Labour’s Momentum is, for all its faults, a genuinely mass membership group, and unlike the classic Trotskyist cells such as Militant, which took over moribund local parties and union branches in the 1970s and 1980s. Militant, a tiny “pestilence” as it was called, used Labour’s rickety pyramidal power structure to capture the wider party machinery in a grossly undemocratic fashion. That is really what this new band of hard-right Leavers represents, and it stands equally able to capture similarly somnolent Conservative structures. A few committed ex-Ukip hardliners can capture a constituency and deselect a sitting Tory MP.

Mercifully, the Conservatives have never been as fetishist about a “sovereign” party conference, nor as democratically minded.
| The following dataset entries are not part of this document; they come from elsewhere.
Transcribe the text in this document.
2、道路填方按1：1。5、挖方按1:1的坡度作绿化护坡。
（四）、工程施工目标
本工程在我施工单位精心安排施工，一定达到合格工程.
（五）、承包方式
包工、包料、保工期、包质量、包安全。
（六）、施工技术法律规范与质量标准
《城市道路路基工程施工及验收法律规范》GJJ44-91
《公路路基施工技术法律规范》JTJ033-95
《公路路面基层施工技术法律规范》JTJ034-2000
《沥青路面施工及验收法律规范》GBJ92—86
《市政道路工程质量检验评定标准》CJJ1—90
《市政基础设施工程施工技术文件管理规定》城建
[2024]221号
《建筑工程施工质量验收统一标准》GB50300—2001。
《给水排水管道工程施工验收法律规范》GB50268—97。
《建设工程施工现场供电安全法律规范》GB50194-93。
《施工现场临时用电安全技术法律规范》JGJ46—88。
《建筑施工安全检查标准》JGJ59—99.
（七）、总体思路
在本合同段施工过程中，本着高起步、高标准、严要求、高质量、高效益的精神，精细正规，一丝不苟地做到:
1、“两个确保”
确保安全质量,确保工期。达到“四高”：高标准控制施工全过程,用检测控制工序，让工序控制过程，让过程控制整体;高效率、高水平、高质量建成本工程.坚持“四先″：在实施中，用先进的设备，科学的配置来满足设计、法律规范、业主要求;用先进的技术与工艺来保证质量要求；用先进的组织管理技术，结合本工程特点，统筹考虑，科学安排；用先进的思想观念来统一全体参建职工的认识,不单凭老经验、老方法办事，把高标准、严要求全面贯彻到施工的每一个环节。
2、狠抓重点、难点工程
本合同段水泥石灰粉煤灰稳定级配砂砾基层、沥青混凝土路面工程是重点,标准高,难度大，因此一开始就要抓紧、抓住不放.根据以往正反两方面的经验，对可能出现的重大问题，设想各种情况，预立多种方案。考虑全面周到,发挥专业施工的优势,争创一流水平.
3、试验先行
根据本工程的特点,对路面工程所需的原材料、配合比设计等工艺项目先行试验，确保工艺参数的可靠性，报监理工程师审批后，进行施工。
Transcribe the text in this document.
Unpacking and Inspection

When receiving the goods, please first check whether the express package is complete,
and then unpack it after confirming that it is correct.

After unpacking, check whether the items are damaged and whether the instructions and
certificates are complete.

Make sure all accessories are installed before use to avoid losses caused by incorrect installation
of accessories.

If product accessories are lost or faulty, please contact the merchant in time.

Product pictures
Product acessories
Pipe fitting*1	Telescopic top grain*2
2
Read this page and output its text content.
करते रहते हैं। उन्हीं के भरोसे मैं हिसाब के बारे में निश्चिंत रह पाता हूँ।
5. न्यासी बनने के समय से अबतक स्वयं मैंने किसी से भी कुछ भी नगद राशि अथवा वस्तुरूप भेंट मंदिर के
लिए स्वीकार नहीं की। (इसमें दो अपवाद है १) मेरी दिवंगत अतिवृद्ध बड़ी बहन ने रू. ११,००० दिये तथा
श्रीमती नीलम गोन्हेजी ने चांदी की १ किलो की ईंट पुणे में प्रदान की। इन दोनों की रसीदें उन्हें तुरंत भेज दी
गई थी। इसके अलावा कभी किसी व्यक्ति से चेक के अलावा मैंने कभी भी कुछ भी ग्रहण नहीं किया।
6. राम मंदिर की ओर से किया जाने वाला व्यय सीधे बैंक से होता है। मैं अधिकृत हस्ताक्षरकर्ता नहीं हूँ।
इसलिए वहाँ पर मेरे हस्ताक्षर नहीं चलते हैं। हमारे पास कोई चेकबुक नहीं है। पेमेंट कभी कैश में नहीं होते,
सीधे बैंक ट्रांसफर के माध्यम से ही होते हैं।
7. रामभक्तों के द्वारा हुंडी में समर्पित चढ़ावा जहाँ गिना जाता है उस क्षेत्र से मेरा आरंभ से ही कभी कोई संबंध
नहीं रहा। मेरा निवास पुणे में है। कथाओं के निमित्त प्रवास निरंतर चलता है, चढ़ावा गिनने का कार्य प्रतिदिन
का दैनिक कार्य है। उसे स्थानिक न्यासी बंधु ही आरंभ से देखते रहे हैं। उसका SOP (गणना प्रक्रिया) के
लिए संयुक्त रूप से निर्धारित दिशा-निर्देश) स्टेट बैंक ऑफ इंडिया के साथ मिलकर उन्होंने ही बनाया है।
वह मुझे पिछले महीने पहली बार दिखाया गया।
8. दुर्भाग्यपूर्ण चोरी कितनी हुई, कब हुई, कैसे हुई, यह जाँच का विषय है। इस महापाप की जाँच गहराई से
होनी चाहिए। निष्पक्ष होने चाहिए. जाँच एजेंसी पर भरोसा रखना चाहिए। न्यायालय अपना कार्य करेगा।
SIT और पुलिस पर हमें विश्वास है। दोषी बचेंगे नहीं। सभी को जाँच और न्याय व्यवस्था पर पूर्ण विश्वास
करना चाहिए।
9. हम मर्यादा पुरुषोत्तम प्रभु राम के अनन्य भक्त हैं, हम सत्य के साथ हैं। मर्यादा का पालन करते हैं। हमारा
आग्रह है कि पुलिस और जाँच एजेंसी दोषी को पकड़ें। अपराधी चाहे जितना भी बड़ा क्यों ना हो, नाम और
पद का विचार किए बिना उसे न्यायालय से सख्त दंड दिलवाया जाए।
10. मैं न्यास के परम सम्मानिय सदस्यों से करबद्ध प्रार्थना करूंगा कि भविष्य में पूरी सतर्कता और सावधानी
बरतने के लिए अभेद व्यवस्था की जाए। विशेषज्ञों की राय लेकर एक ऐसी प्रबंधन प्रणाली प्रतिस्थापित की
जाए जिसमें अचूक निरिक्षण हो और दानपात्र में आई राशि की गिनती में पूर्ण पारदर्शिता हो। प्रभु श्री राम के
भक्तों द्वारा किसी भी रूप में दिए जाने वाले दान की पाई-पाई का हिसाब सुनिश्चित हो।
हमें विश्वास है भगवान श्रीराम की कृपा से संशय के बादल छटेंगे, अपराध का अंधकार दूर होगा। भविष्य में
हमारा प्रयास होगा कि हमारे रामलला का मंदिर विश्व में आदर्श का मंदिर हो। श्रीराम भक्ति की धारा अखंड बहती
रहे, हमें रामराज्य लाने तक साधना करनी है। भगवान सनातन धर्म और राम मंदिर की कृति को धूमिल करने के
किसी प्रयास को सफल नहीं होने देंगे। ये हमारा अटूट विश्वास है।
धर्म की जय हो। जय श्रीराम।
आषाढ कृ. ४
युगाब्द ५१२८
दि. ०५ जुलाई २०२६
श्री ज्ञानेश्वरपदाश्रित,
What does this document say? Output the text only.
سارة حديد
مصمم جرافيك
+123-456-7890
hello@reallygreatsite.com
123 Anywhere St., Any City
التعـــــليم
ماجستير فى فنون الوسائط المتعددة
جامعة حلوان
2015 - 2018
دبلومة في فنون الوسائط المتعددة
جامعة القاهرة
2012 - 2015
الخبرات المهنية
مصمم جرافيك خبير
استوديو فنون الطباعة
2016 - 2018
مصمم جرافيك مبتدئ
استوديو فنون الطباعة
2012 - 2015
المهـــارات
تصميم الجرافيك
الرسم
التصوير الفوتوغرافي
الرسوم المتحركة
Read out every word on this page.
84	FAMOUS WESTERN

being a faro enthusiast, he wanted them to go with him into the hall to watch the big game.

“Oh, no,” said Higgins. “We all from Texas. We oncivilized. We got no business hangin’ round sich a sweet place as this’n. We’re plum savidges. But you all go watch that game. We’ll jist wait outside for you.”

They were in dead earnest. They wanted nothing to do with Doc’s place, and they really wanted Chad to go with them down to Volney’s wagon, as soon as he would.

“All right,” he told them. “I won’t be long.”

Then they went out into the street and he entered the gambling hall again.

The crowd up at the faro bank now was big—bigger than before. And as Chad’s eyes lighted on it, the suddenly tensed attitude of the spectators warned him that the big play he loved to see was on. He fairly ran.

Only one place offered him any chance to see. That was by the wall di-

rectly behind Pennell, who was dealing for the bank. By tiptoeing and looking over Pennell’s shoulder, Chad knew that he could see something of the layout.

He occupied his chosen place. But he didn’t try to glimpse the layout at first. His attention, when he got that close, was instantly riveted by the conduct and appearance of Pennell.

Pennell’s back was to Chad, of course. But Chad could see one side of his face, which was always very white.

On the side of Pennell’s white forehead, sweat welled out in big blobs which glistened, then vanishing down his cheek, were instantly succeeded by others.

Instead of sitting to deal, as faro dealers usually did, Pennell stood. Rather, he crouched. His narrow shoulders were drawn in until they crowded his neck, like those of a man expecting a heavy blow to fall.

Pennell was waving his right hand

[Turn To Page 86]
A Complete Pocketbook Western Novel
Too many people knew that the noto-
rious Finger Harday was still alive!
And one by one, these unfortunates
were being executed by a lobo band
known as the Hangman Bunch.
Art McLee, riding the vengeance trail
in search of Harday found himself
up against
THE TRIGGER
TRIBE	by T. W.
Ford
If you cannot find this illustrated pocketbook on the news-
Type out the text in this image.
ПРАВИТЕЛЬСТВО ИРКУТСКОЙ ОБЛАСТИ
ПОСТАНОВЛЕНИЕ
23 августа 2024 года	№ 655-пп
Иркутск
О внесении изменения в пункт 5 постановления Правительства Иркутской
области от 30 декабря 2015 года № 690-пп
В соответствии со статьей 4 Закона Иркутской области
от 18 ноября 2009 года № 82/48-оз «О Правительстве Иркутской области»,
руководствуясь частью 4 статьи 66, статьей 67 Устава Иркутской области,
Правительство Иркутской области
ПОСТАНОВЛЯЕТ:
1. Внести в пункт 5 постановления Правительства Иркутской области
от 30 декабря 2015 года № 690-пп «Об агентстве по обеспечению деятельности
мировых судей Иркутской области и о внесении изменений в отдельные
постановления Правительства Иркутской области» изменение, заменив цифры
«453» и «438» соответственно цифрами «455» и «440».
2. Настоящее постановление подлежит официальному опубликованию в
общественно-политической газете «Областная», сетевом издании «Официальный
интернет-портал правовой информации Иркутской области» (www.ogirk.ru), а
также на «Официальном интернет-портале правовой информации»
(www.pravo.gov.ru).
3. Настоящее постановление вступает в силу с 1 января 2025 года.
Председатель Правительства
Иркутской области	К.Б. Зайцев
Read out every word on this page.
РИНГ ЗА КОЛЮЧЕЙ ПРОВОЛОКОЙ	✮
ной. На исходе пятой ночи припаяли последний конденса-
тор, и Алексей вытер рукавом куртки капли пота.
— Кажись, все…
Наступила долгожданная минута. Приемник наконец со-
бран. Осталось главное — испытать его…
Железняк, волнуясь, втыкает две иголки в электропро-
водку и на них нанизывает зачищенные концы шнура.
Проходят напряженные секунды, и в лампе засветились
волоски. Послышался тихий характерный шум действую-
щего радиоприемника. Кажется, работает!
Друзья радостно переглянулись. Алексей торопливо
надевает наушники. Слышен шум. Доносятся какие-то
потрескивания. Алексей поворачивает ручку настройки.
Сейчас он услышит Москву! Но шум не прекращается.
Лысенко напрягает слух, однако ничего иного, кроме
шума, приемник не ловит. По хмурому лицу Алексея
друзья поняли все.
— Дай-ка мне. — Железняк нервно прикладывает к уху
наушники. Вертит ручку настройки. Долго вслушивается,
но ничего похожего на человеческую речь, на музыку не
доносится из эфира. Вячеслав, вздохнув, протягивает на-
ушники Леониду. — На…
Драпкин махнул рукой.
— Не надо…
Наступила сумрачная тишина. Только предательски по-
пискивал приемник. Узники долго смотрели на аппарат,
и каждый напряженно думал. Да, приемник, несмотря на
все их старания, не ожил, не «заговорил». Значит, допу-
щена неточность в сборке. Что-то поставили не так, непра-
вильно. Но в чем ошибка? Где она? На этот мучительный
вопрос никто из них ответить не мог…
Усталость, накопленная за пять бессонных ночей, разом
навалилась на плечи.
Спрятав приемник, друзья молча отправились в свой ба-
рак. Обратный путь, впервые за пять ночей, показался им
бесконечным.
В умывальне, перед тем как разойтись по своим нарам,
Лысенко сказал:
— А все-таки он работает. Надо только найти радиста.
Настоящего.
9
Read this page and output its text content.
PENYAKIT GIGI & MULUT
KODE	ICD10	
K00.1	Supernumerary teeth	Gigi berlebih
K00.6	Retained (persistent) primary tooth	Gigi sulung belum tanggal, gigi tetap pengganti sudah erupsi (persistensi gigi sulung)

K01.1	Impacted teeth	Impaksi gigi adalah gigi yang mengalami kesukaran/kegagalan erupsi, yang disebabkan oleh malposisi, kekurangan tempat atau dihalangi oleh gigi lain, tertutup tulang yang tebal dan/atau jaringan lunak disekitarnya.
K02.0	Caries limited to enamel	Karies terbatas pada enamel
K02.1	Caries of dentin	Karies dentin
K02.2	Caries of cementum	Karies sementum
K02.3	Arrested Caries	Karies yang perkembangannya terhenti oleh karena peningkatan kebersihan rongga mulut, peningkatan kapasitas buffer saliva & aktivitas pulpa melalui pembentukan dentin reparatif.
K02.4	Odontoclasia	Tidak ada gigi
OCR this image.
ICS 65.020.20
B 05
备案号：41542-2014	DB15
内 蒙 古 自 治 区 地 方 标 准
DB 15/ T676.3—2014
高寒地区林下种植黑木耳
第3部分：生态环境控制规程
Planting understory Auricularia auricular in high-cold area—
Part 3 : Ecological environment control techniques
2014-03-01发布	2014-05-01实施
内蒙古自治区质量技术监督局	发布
Much power resides with the parliamentarians, where common sense resides, outside the rump of the 80 hard Brexiteers of the European Research Group. CCO can vet prospective members. The Conservatives, in other words, can resist this insurgency – but only for as long as the moderates retain the leadership and the machinery. Once that falls, to Boris Johnson, say, or Jacob Rees-Mogg, or, nightmarishly, Nigel Farage, then it will be “game over” for the Tories.

The Brexit revolutionaries that Mr Cameron surrendered to, and Ms May afterwards tried to appease in order to save the Tory party, will end up consuming it. There is little satisfaction to be derived from the gruesome spectacle.